Europa wird alt

Seit der Industriellen Revolution und bis weit ins 19. Jahrhundert dominierte Europa die weltweite ökonomische und technologische Entwicklung – im 21. Jahrhundert ziehen die USA und China davon. Der neue Chef des österreichischen Wirtschafts­-forschungsinsitut Wifo, Gabriel Felbermayr, denkt, dass Europa und insbesondere der deutsch­sprachige Raum viel zu wenig aus dem vorhandenen Potenzial macht.

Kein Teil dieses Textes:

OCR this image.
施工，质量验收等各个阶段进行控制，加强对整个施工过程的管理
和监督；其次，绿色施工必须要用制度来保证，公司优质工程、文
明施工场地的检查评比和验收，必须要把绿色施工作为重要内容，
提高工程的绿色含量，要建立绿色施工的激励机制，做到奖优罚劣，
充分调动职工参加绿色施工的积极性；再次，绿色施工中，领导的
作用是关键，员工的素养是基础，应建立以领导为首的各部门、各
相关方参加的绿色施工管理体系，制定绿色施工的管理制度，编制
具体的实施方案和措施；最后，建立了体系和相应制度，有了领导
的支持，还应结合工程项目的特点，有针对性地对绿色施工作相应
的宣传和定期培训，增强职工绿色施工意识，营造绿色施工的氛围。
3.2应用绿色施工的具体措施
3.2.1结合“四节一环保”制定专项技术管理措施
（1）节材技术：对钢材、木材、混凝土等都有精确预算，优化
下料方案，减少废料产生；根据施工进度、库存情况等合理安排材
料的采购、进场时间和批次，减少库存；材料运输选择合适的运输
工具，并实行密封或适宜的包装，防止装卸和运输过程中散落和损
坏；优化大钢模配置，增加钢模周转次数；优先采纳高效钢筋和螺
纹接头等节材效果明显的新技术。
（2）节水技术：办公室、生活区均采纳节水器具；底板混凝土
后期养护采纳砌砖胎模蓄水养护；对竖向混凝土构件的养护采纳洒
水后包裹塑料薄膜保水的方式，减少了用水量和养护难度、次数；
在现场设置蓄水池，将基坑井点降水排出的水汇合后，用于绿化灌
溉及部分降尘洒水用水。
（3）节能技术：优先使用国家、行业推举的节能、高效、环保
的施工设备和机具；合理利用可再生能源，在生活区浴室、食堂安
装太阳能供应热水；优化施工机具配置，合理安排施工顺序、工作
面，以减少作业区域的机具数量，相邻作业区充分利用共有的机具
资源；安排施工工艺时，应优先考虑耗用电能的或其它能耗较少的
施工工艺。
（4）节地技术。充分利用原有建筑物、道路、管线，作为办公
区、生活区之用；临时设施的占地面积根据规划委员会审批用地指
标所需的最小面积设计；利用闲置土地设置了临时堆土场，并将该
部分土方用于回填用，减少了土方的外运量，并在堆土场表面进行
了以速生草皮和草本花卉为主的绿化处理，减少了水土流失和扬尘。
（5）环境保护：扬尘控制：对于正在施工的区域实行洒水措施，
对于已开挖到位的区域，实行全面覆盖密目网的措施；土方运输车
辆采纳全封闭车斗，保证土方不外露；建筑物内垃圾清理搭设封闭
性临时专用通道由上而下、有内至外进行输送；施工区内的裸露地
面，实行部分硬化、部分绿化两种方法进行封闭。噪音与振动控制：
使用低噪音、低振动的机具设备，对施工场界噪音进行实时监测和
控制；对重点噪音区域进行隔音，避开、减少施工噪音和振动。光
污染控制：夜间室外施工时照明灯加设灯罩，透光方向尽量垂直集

Sie kritisieren in Interviews den ökonomischen Zustand der DACH-Region, obwohl Deutschland, Österreich und die Schweiz laut dem „Global Innovation Index“ zu den zehn innovativsten Ländern der Welt gehören und die hier ansässigen Unternehmen hohe Gewinne erwirtschaften. Ist Ihre Kritik nicht übertrieben?

Wir Wirtschaftsforscher müssen vorrangig Probleme diskutieren, damit wir am Fortschritt arbeiten können. Die Unternehmer müssen ihren Aktionären zwangsweise zeigen, wie toll sie sind, und die Wirtschaftspolitik neigt auch dazu. Natürlich erwirtschaften die deutschsprachigen Länder jedes Jahr eine hohe Lebensqualität. Das soll aber so bleiben – deshalb sind wir so lästig, denn würden wir nicht auf Verbesserungen pochen, liefe die Region Gefahr, zurückzu­fallen. Man muss übrigens sagen, dass Deutschland in vielen Rankings der letzten Jahre schlecht performt hat; da reicht ein kurzer Blick auf die Zahlen zur Effektivität des öffentlichen Sektors oder der Digitalisierung.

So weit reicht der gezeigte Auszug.